Все сдвинулись над книгой головами.

— Это собственная книжка капитана Лухманова. То есть она принадлежала ему. Он сам держал ее в руках. А потом подписал и подарил. Читайте…

Вадик, знающий старинную грамоту, неторопливо прочитал рукописные витиеватые строчки:

— «Владимиру Андреевичу Шателенъ в знакъ глубокаго уваженiя отъ автора. Двадцать третьего августа тысяча девятьсотъ третьего г. Петровскъ Даг. обл.» Где эта Даг. обл.?

— В Дагестане, конечно, — объяснил Чук. — Петровск — это сейчас Махачкала…

— Там разве есть море? — удивился Бомбовоз.

— Каспийское…

— А кто такой Шателен? — сунулся вперед Костик.

— Не знаю, — неохотно сказал Чук. — Наверно, какой-то моряк, знакомый капитана…

— Давайте читать, — поторопил всех Бамбук. — Где там про его детство?

Читать опять же стал Вадик. Читал ровно и внятно. И вот позади оказались три десятка страниц. Позади осталось детство Мити Лухманова, началась его матросская юность — с дальними рейсами, штормами, крушениями и безработицей…

Слушали, как говорится, затаив дыхание. И все же Бамбук в конце концов спросил:

— А где про то, как он строил кораблики?

— А он их не в детстве строил, а уже потом, — разъяснил Чук. — В капитанском возрасте.

— Зачем? — удивился Бамбук.

— Так не бывает, — не поверил Вадик.

Костик ничего не сказал, но не поверил тоже.

Чук торжественно открыл последнюю страницу.

— Вот. Читайте…

Все опять сдвинули головы над книгой. Прочитали. Помолчали, переживая удивительное открытие: оказывается, у них, четвероклассников, и знаменитого капитана было одно одинаковое занятие. У капитана в общем-то серьезнее, но похожее.

— Вот бы поглядеть… хоть на один его кораблик, — прошептал Бамбук.

— Теперь не сыскать, — рассудил Бомбовоз. — Вон сколько лет прошло. Мы же ничего не знаем про капитана…

Капитан Дмитрий Афанасьевич Лухманов умер через два месяца после этого разговора тэковцев, восемнадцатого июня 1946 года.

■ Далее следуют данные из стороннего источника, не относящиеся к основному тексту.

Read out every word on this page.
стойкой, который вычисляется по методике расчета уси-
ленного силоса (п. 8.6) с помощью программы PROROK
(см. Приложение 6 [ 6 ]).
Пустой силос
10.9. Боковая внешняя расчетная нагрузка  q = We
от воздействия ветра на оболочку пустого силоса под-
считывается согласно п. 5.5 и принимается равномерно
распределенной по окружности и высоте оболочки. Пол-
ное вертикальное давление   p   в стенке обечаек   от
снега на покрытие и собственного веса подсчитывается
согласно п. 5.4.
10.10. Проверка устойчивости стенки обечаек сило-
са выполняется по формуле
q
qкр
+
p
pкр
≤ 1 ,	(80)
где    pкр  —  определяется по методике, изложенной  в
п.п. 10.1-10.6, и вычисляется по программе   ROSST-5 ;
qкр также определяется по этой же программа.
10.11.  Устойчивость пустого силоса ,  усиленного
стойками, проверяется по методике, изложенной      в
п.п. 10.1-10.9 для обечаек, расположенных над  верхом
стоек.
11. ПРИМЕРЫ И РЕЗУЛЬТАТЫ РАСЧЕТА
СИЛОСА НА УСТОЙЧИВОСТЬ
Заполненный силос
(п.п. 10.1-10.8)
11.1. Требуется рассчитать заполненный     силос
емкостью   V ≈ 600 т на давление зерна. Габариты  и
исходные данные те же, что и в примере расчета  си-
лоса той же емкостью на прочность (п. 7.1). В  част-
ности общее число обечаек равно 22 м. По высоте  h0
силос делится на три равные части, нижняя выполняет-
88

Костик вернулся из продуктового магазина, где выстоял двухчасовую очередь за хлебным пайком. Несмотря на победу, время было голодное, хлеба не хватало, очереди приходилось занимать с самого утра.





Костик подошел к воротам, дожевывая оторванную от горбушки корочку, и увидел Вадика Саранцева. Тот сгорбленно сидел на лавочке, бросив у ног велосипед.

— «Бом»… — нерешительно сказал Костик, потому что почуял неладное.

— «Брам»… — похоронно отозвался Вадик. И сразу: — Умер капитан Лухманов… Ему было восемьдесят лет…

Костик обмяк и сел рядом. Крутнул брезентовым башмаком обод велосипеда. Спросил:

— И что теперь делать?

Вадик пожал плечами:

— А что тут можно сделать? Пойдем к ребятам. Они, наверно, еще не знают…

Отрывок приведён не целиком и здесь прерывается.